The first step in establishing that a talking dog engaging in “gun-fu” while wearing an Italian suit is nothing special is probably one of the slicker bits of writing in this debut issue. It’s handled in a short meeting between Flint and someone who I assumed to be a “cleaner” coming in to sanitize a crime scene. For the scene, I think Gunn & Blanch combined the cleaner from John Wick (Charlie, perfectly understated by actor David Patrick Kelly) and Jimmy the Cop (Thomas Sadoski), in a couple of panels that mirrored the “Evenin’, John. You, uh… workin’ again?” conversation from the movie. While I might have liked to see a little more interaction between Flint & the un-named cleaning lady (I guess “Charlie” would still work) because it was awesome, it would’ve been a mistake to do anything else. Keeping it short and sweet immediately normalizes the anthropomorphic pooch and lets us all get on with it.
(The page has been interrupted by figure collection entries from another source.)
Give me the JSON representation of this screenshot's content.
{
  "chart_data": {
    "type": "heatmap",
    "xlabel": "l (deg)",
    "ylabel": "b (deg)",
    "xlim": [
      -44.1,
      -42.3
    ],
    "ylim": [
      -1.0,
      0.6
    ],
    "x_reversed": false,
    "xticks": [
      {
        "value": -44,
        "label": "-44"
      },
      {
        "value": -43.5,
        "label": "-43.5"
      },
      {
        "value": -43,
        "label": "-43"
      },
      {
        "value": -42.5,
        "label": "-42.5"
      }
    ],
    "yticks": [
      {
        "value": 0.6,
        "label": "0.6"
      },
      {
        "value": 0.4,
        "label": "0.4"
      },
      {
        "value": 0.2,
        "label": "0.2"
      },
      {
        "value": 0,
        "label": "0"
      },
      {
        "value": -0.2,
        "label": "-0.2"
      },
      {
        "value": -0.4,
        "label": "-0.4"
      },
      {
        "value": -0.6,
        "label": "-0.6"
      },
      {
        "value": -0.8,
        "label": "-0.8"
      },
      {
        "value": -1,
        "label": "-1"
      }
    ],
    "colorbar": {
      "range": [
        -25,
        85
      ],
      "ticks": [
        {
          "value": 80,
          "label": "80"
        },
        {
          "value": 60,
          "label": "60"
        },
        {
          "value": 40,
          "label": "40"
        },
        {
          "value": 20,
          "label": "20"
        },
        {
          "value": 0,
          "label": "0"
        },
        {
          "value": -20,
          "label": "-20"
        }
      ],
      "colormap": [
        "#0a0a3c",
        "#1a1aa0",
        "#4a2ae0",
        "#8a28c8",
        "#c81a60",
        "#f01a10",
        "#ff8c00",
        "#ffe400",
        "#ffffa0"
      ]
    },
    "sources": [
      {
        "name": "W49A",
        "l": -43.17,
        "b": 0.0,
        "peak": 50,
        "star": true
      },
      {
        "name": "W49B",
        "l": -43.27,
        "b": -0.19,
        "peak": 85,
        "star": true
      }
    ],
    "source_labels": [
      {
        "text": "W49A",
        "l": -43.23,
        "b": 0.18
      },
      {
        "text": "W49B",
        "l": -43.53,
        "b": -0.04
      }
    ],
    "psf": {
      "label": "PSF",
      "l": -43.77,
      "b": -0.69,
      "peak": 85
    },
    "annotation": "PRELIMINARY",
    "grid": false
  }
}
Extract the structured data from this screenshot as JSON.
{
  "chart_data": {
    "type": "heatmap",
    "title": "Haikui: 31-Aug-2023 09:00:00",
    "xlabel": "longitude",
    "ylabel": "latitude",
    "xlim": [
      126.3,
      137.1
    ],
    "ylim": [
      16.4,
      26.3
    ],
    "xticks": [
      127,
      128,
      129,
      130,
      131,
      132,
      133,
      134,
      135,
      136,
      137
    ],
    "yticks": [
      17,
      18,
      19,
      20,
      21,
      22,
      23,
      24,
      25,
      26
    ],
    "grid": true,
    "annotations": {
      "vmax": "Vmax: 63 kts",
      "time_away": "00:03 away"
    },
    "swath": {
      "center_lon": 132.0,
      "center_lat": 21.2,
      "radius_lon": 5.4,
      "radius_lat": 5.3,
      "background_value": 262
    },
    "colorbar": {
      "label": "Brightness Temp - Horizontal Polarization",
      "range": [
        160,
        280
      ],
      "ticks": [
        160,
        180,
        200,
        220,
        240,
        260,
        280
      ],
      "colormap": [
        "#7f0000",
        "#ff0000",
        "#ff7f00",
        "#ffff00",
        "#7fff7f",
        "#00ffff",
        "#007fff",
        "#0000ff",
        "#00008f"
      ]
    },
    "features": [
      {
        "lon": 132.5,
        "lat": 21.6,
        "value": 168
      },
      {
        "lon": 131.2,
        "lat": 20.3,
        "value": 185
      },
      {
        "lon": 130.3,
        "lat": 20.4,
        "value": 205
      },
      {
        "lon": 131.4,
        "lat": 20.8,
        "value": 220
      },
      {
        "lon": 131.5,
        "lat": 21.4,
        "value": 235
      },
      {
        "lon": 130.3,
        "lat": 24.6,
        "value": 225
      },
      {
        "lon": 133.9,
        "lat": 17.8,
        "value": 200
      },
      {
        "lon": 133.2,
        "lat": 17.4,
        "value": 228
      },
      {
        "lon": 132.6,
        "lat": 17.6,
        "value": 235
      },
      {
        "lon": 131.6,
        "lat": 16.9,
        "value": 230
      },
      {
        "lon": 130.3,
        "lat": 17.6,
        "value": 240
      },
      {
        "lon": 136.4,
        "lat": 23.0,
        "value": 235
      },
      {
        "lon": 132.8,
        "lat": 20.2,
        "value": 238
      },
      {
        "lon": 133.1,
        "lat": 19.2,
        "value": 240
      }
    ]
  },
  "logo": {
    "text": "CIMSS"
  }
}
And by “getting on with it”, I mean holy crap, that’s a talking dog with a gun!

Any comic that tries to even tangentially give the nod to the Wick franchise is going to have to break into the action sooner or later. That’s really what we’re all here for, isn’t it? In that regard, thankfully, Kit Wallis is right on target. From a character design credited to Wallis and Garrett Gunn, it’s easy to see where the overall look for the story is coming from. The violence kicks off in flashbacks early on, kept distinct from the rest of the story in a black & white scheme as it sets up the mayhem to come. Wallis takes his measure of the bar set by the Wick movies, calmly hands the drink he was holding back to Garrett Gunn & Christina Blanch, and gets to work. There’s a strong sense of choreography to Wallis’s fight scenes, as if worked out in three dimensions and then parsed down to work on the page. Very often in comics, a fight scene doesn’t go much farther than a punch or kick thrown while the rest of the action is implied and left to the imagination of the reader. Wallis goes a step farther by taking us through the fierce “cause and effect” of a fight. It’s a dynamic style, and anything less would have lessened the respect paid to the kind of movies the story pays homage to.

Of course, sound effects play a major role in all of the great action flicks of this, or any age. We may not have the thunderous report of a high caliber round, or the aching crunch of breaking bones to carry us through Good Boy, but the lettering and design work of David Lentz goes a long way toward making up for the lack. “POW”, “BAM”, & “STAB” (you heard me) aren’t just stamped onto the page like a 60’s comic book show, but are merged with Wallis’s action, adding to the implied sense of motion. The other thing I really like in Lentz’s work is the way he approaches the introductory voiceover, letting it run loose through the panels rather than locking it up in a text box.

Fresh off of a very successful Kickstarter campaign, Good Boy is still in the early stages of fulfillment. Once the backers (of which I’m one) have their loot, presumably the comic will be made available through Source Point Press. On that auspicious day, gentle souls, get your ass out there and grab you a copy. If you ever wanted to see Daisy get a piece of that little Russian jerk, if you’ve ever thought that the dog very much deserved his or her day, you’re going to want to get in on this one.